Dacawi: Creating hope for life is beautiful

IN THE wake of another mega-contract LeBron James signed with the Lakers, I wrote him. In a Hail Mary shot, I asked whether he could set aside some amount from his basketball contract to enable me to undergo kidney transplant to restore my life to normalcy.

Fellow journalist Dhobie de Guzman of ABS-CBN posted the letter that immediately drew reactions of support. My daughter Veronica, who has to be in the United States with her mother, noted I never played basketball but am hooked on football. Others who know me were excited, almost proud of my temerity, hoping the long shot would sink in.

The numerous reactions, mostly by fellow Baguio natives and Cordillerans, shored up my hopes the letter would reach him and his staff. Notwithstanding my age (68) and medical condition, life is still beautiful, prompting me to seek help from one of the greatest athletes ever.

It’s a long shot, as I wrote the basketball star, hoping he would see through my desperation and respond. In writing him, I created hope, something we dialysis patients need most. Now, I have reason to nurse hopes he would reply. People in my condition know pretty well how precious it is to muster and nurture hope, however far-fetched or next to impossible it may be.
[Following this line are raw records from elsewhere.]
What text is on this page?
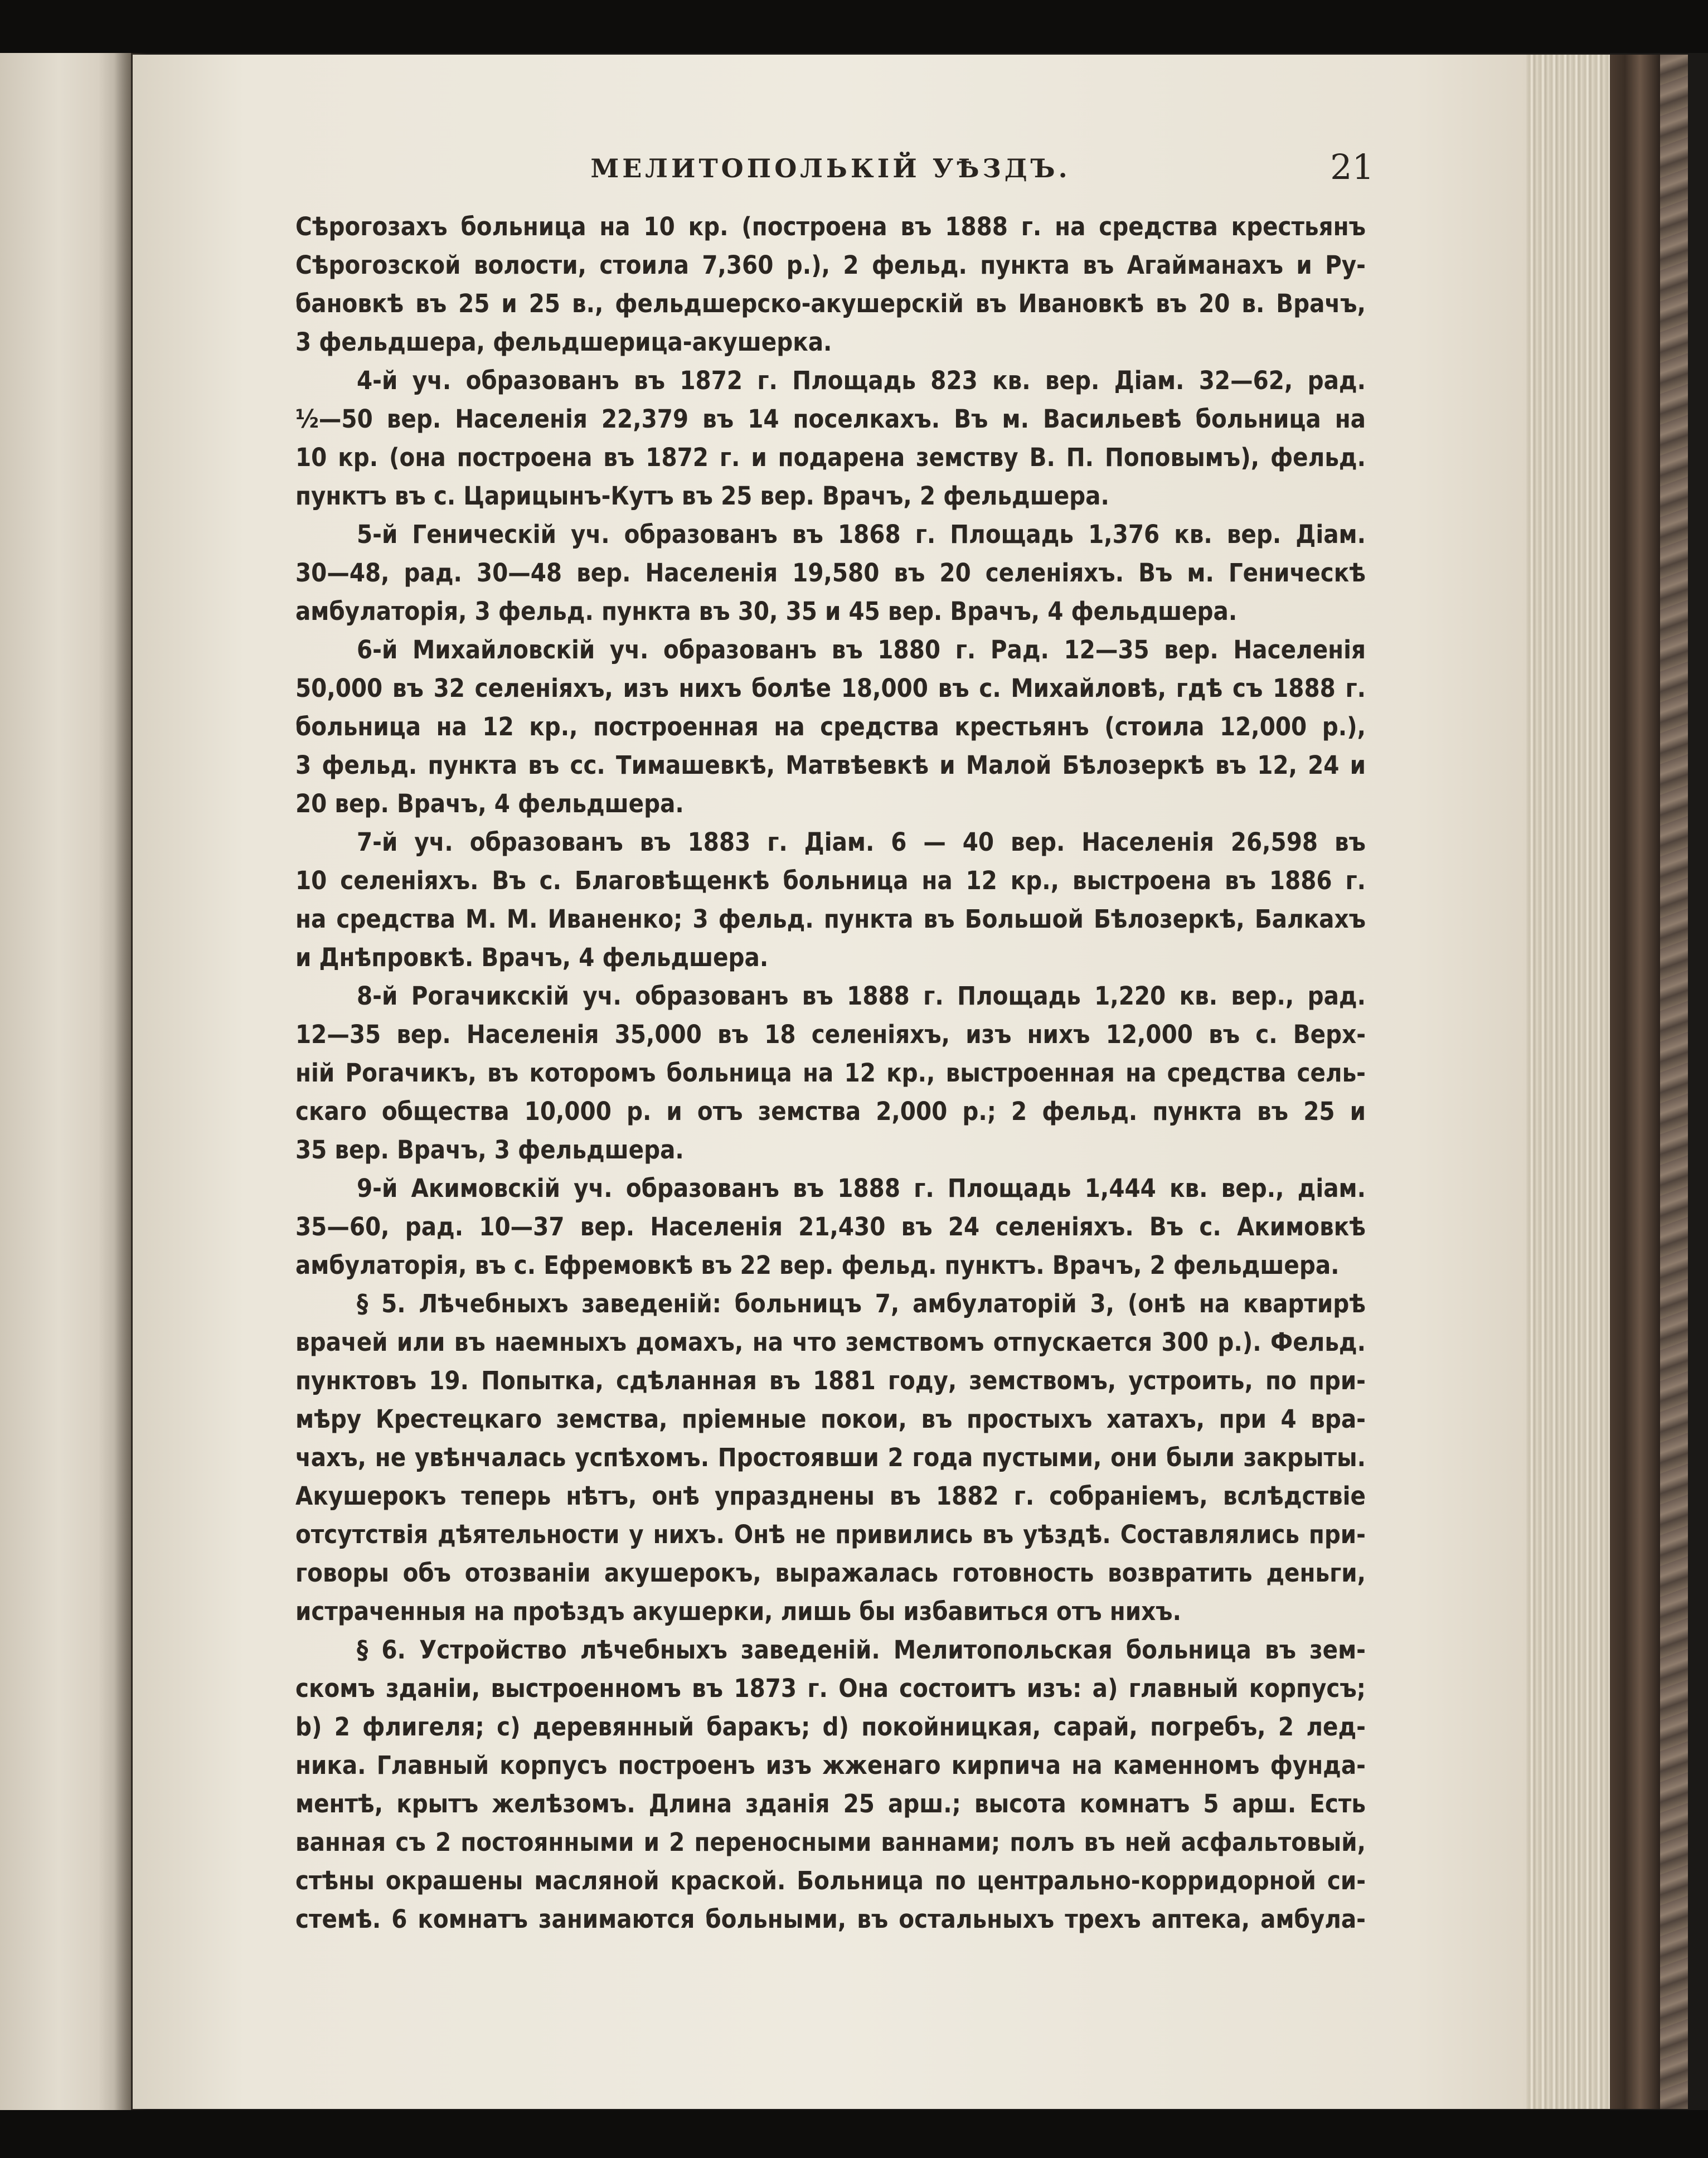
МЕЛИТОПОЛЬКІЙ УѢЗДЪ.	21
Сѣрогозахъ больница на 10 кр. (построена въ 1888 г. на средства крестьянъ
Сѣрогозской волости, стоила 7,360 р.), 2 фельд. пункта въ Агайманахъ и Ру-
бановкѣ въ 25 и 25 в., фельдшерско-акушерскій въ Ивановкѣ въ 20 в. Врачъ,
3 фельдшера, фельдшерица-акушерка.
4-й уч. образованъ въ 1872 г. Площадь 823 кв. вер. Діам. 32—62, рад.
½—50 вер. Населенія 22,379 въ 14 поселкахъ. Въ м. Васильевѣ больница на
10 кр. (она построена въ 1872 г. и подарена земству В. П. Поповымъ), фельд.
пунктъ въ с. Царицынъ-Кутъ въ 25 вер. Врачъ, 2 фельдшера.
5-й Геническій уч. образованъ въ 1868 г. Площадь 1,376 кв. вер. Діам.
30—48, рад. 30—48 вер. Населенія 19,580 въ 20 селеніяхъ. Въ м. Геническѣ
амбулаторія, 3 фельд. пункта въ 30, 35 и 45 вер. Врачъ, 4 фельдшера.
6-й Михайловскій уч. образованъ въ 1880 г. Рад. 12—35 вер. Населенія
50,000 въ 32 селеніяхъ, изъ нихъ болѣе 18,000 въ с. Михайловѣ, гдѣ съ 1888 г.
больница на 12 кр., построенная на средства крестьянъ (стоила 12,000 р.),
3 фельд. пункта въ сс. Тимашевкѣ, Матвѣевкѣ и Малой Бѣлозеркѣ въ 12, 24 и
20 вер. Врачъ, 4 фельдшера.
7-й уч. образованъ въ 1883 г. Діам. 6 — 40 вер. Населенія 26,598 въ
10 селеніяхъ. Въ с. Благовѣщенкѣ больница на 12 кр., выстроена въ 1886 г.
на средства М. М. Иваненко; 3 фельд. пункта въ Большой Бѣлозеркѣ, Балкахъ
и Днѣпровкѣ. Врачъ, 4 фельдшера.
8-й Рогачикскій уч. образованъ въ 1888 г. Площадь 1,220 кв. вер., рад.
12—35 вер. Населенія 35,000 въ 18 селеніяхъ, изъ нихъ 12,000 въ с. Верх-
ній Рогачикъ, въ которомъ больница на 12 кр., выстроенная на средства сель-
скаго общества 10,000 р. и отъ земства 2,000 р.; 2 фельд. пункта въ 25 и
35 вер. Врачъ, 3 фельдшера.
9-й Акимовскій уч. образованъ въ 1888 г. Площадь 1,444 кв. вер., діам.
35—60, рад. 10—37 вер. Населенія 21,430 въ 24 селеніяхъ. Въ с. Акимовкѣ
амбулаторія, въ с. Ефремовкѣ въ 22 вер. фельд. пунктъ. Врачъ, 2 фельдшера.
§ 5. Лѣчебныхъ заведеній: больницъ 7, амбулаторій 3, (онѣ на квартирѣ
врачей или въ наемныхъ домахъ, на что земствомъ отпускается 300 р.). Фельд.
пунктовъ 19. Попытка, сдѣланная въ 1881 году, земствомъ, устроить, по при-
мѣру Крестецкаго земства, пріемные покои, въ простыхъ хатахъ, при 4 вра-
чахъ, не увѣнчалась успѣхомъ. Простоявши 2 года пустыми, они были закрыты.
Акушерокъ теперь нѣтъ, онѣ упразднены въ 1882 г. собраніемъ, вслѣдствіе
отсутствія дѣятельности у нихъ. Онѣ не привились въ уѣздѣ. Составлялись при-
говоры объ отозваніи акушерокъ, выражалась готовность возвратить деньги,
истраченныя на проѣздъ акушерки, лишь бы избавиться отъ нихъ.
§ 6. Устройство лѣчебныхъ заведеній. Мелитопольская больница въ зем-
скомъ зданіи, выстроенномъ въ 1873 г. Она состоитъ изъ: a) главный корпусъ;
b) 2 флигеля; c) деревянный баракъ; d) покойницкая, сарай, погребъ, 2 лед-
ника. Главный корпусъ построенъ изъ жженаго кирпича на каменномъ фунда-
ментѣ, крытъ желѣзомъ. Длина зданія 25 арш.; высота комнатъ 5 арш. Есть
ванная съ 2 постоянными и 2 переносными ваннами; полъ въ ней асфальтовый,
стѣны окрашены масляной краской. Больница по центрально-корридорной си-
стемѣ. 6 комнатъ занимаются больными, въ остальныхъ трехъ аптека, амбула-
That’s why during one of our meetings with fellow dialysis patients at the Baguio General Hospital and Medical Center, I offered to see them when I’m a hundred. The common reaction was expected. How can a dialysis patient hope to be a centenarian when, because of his condition, he may soon find himself taken in for good by pneumonia, heart attack or any other fatal consequence of having destroyed kidneys.

How dim the possibility may be, I still hope to be still alive by then. By then, I told fellow dialysis patients, medical technology would have advanced, enabling me to go to the drug store and buy a tiny dialysis machine the size of a microchip I can attach to my side and it would cleanse my blood far better than do the giant machines I’m hooked to four times a week.

That’s why I have to be there when advances in medical technology would allow me to live a normal life.

While waiting for that day, I wrote LeBron James, hoping he would see through my desperation and respond to my request for him to have me undergo kidney transplant so I would be able to see my two grandchildren grow.